Federal overtime rule: bonuses may account for 10% of salary Email
Tuesday, October 11, 2016 07:00 AM

Payroll processingWhen the new federal overtime rules regarding white collar workers go into effect December 1, employers may have a lot of changes to make in their payroll. For the first time, employers may use bonus pay in calculating the salary of white collar workers. This new provision can help those who come close to meeting the minimum, but there are restrictions on how much and what kind of bonus pay can be counted.

The new salary minimum required for an employee to be exempt from overtime is an increase of more than 50% over the previous salary threshold. Employers are no doubt looking for ways to meet this new minimum without doubling their payroll costs. 

Some employers may look to bonuses as a new way of helping to reach that requirement. According to the provisions in the federal overtime rule changes, bonus pay can now satisfy up to 10% of the minimum salary level. Previously bonuses could not be counted toward salary at all.

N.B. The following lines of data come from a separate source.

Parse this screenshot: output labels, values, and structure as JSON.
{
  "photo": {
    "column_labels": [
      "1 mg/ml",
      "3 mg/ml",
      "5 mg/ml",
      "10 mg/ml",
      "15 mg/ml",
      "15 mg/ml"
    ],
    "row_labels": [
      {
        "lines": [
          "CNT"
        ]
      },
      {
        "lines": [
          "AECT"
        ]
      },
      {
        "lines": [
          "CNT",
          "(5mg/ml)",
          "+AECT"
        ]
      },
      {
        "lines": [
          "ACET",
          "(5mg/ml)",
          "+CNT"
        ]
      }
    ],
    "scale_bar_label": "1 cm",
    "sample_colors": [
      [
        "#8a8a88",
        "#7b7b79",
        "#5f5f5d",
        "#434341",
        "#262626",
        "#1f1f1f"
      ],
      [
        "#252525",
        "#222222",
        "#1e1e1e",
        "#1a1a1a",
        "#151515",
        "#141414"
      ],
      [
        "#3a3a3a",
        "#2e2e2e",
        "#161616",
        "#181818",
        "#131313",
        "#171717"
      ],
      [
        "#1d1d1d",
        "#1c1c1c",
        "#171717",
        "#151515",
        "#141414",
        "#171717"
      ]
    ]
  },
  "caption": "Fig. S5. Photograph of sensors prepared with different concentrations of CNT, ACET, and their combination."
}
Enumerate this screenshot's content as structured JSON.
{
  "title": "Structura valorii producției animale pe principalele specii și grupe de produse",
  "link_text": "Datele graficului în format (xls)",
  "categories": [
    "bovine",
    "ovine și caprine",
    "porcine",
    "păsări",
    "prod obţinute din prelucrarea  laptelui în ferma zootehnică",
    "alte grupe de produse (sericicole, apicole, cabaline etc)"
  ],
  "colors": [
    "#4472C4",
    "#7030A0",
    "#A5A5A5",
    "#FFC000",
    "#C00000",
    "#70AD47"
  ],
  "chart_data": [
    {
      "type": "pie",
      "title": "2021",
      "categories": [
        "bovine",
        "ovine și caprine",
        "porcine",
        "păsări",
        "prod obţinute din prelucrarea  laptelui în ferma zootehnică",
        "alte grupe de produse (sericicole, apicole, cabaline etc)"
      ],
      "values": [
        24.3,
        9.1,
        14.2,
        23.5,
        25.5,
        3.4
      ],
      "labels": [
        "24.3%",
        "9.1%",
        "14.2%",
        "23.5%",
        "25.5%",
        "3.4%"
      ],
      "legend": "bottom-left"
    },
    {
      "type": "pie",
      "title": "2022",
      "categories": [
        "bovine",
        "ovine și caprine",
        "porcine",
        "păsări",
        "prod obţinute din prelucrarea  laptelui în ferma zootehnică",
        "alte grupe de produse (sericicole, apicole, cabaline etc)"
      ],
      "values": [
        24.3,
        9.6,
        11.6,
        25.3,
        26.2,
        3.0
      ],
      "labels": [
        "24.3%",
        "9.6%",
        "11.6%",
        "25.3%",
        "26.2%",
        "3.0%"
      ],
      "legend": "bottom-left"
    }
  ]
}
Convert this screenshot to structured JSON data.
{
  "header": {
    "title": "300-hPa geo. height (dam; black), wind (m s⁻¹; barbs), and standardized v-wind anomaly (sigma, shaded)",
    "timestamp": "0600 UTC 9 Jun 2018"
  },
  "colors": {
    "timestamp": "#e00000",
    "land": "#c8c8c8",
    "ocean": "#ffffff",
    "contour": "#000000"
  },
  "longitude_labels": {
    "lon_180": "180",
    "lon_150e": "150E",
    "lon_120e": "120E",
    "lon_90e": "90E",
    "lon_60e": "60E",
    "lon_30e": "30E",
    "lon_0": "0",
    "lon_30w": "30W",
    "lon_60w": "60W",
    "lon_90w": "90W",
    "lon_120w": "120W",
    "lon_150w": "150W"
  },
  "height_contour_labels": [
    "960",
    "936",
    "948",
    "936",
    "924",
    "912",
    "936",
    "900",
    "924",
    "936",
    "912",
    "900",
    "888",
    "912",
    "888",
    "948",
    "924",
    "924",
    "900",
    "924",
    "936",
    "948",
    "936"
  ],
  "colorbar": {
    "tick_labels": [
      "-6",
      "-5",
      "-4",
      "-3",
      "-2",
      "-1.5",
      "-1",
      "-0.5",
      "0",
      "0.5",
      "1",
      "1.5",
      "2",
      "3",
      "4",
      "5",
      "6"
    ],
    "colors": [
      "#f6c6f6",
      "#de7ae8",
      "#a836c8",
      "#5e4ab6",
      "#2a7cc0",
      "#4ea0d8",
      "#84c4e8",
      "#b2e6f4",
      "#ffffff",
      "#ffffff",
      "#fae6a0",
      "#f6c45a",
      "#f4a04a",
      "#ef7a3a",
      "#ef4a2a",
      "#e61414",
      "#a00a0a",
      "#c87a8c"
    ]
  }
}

The bonus pay “must be nondiscretionary bonuses and incentive payments (including commissions),” according to the Department of Labor. In other words, standards must be established in advance for an employee to earn the bonus—reaching a sales goal, remaining with the company for a certain amount of time, etc.

A bonus awarded at the employer’s discretion, such as a holiday bonus or an unannounced reward for achievements, may not be applied toward the standard salary level.